Достав планшет, я стала просматривать записи с установленных вчера WEB-камер. Первое, что мне бросилось в глаза, так это незакрывающийся черный вход. Люди так и сновали через него туда-сюда. Причем это были не только курящие сотрудники Центра. Один мужчина с портфелем зашел в здание со двора, а вскоре засветился перед другой камерой, стоящей напротив центрального входа. Через него он вышел на улицу. Этот человек, похоже, так сократил себе путь. Но много ли так можно выгадать? Две-три минуты, не больше. Я была намерена отучить жителей близлежащих домов от этой порочной практики. Да и сотрудников Центра изящных искусств тоже требовалось приучить к дисциплине.
Какой-то молодой человек, либо Петя, либо Макс, пользуясь отсутствием своей патронессы, привел в ее мастерскую девушку, которая также зашла через черный вход. Судя по его модному прикиду, это был все-таки Макс, представитель «золотой молодежи», который мечтает о славе великого скульптора, а потому вертится рядом со Светланой, чтобы при удобном случае ее затмить.
А вот, похоже, и Петя, фанатичный поклонник Роденовой. Дернул дверь, она не поддалась, тогда он попробовал вставить в замочную скважину ключ, выуженный из кармана поношенных джинсов, но не тут-то было!

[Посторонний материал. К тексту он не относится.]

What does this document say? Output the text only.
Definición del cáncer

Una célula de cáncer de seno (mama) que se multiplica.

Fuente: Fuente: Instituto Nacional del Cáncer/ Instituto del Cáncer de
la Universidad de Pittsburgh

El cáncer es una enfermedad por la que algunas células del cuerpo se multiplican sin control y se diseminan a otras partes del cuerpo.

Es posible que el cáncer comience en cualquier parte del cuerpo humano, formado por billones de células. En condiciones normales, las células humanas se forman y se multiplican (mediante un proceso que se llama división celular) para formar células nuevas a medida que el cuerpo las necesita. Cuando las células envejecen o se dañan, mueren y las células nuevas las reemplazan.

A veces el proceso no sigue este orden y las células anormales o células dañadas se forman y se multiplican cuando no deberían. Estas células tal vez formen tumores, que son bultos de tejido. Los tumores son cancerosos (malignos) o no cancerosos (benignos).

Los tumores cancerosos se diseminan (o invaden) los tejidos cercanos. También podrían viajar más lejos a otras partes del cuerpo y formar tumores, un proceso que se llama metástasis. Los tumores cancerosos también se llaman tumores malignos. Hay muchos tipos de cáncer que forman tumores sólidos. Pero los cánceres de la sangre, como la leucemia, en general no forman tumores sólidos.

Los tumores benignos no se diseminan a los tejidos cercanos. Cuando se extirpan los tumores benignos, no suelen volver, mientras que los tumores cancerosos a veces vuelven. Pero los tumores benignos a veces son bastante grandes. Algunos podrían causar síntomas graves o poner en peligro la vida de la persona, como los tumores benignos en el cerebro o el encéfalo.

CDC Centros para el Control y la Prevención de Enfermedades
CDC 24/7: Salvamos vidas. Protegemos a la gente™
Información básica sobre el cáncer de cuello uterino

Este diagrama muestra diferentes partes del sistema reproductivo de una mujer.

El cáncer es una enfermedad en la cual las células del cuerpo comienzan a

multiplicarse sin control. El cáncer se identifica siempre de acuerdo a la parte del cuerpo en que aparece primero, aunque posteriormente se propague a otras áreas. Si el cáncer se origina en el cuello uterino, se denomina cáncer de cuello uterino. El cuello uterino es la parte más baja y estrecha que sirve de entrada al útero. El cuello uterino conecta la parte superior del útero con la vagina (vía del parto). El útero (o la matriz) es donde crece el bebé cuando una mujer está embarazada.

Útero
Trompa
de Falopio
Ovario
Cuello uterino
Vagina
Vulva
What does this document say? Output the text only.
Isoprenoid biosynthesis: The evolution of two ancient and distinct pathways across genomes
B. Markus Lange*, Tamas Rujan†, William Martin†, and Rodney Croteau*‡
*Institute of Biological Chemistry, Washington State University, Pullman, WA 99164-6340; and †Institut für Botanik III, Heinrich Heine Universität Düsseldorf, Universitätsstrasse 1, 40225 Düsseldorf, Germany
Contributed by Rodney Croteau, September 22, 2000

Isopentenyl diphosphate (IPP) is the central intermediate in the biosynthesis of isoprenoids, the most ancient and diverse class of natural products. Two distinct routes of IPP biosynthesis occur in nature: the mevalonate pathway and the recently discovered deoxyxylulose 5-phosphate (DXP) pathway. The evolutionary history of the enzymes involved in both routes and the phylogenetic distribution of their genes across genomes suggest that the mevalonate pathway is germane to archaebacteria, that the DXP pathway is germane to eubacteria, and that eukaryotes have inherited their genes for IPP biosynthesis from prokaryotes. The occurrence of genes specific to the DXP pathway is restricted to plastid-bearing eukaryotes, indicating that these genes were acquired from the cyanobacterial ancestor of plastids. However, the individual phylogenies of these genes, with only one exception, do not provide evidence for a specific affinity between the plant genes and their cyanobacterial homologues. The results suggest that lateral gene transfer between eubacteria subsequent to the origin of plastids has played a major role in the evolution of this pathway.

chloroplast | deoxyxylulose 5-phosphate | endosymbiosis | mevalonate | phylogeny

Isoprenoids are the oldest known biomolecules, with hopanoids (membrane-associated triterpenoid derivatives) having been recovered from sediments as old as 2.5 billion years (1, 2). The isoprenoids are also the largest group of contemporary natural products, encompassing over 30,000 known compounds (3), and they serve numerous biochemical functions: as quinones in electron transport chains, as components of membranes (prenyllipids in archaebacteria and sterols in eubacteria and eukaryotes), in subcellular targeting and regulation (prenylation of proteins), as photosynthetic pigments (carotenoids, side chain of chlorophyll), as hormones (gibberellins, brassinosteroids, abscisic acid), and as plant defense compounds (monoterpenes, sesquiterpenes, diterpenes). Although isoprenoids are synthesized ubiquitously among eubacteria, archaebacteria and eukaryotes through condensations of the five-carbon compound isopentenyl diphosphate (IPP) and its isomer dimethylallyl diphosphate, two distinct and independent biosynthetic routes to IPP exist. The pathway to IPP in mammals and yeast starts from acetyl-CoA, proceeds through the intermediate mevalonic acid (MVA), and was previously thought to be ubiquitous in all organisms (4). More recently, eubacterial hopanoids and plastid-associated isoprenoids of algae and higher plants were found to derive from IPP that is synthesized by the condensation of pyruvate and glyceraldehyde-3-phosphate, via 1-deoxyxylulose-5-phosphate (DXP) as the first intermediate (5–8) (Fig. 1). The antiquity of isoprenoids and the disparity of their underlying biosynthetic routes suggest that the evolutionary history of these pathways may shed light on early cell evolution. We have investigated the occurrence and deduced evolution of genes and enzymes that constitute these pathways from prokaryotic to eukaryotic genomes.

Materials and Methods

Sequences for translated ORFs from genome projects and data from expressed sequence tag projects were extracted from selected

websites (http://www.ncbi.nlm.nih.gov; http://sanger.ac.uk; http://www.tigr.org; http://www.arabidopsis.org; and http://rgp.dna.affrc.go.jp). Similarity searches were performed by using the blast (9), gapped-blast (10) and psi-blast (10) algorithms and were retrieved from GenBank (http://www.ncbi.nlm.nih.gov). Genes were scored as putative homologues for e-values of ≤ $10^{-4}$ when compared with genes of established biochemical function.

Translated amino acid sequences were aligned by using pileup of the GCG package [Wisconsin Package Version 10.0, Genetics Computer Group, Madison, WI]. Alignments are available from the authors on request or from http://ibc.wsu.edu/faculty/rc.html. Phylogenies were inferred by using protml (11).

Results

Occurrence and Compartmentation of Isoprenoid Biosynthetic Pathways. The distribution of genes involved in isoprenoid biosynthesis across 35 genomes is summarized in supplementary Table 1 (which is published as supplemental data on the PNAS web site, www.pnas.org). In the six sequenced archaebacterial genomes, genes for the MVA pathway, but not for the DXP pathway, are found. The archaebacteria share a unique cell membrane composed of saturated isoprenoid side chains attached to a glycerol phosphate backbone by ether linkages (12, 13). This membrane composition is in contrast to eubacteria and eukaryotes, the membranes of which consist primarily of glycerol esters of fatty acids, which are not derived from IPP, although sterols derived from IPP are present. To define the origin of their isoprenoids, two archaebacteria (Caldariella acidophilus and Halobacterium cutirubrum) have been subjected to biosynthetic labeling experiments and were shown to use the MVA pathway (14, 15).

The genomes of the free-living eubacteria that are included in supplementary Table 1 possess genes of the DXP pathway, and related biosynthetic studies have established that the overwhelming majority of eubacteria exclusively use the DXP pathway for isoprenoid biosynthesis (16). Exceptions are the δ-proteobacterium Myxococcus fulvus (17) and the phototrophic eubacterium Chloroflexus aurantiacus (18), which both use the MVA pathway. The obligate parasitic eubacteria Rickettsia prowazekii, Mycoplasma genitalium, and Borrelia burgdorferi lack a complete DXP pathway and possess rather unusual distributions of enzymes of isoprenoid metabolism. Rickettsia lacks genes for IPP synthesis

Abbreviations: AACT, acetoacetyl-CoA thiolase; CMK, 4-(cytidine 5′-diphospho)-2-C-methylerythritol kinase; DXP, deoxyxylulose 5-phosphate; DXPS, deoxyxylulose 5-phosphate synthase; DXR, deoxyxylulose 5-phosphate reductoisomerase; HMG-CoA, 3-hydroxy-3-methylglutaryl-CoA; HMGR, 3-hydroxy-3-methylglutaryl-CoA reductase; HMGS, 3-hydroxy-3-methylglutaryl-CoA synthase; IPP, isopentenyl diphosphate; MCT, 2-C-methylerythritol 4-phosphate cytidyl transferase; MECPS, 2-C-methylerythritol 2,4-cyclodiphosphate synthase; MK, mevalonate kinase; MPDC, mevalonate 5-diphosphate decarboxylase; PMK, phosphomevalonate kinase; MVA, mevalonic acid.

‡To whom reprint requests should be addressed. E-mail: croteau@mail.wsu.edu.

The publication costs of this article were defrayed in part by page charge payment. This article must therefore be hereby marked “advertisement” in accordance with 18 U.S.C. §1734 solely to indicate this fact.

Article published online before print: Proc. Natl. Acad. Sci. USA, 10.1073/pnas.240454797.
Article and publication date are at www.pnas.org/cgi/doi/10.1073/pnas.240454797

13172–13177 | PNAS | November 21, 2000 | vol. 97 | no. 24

Постучавшись, он стал мяться у двери, ожидая, когда его впустят. Но Макс и его девушка не спешили разбавлять кем-то свою компанию. Петя достал телефон и позвонил, затем стал барабанить кулаком по антикварной двери. Вероятно, он услышал свой звонок в мастерской, удостоверился, что Макс там, и, не понимая, почему тот ему не открывает, пустил в ход кулак.
Дверь наконец открылась, точнее, приоткрылась. Макс высунул голову наружу и стал что-то объяснять Пете, но тот лишь непонимающе качал головой и так и норовил зайти в мастерскую. Ему даже удалось открыть дверь пошире, и я смогла разглядеть голый торс Макса. Вероятно, Петя увидел больше, чем я, потому что он понурил голову, попятился назад и сел на ступеньки, не в силах устоять на ногах от обрушившейся на него голой правды. У него явно был шок, оттого что Макс посмел осквернить святилище.
Для Светланы, насколько я успела понять, ее мастерская была именно святым местом, куда вхож был далеко не всякий. Она пустила туда своих лучших учеников, а один из них в ее отсутствие позволял себе устраивать там оргии. Возможно, за вторым тоже водились какие-то грешки. Лично я никогда не доверяла тем, кто демонстрирует свою фанатичную преданность и любовь к кому-либо или к чему-либо. Ника утверждала, что Петя фанатично влюблен в Родионову. Интересно, как к этому относится Антон Михайлович?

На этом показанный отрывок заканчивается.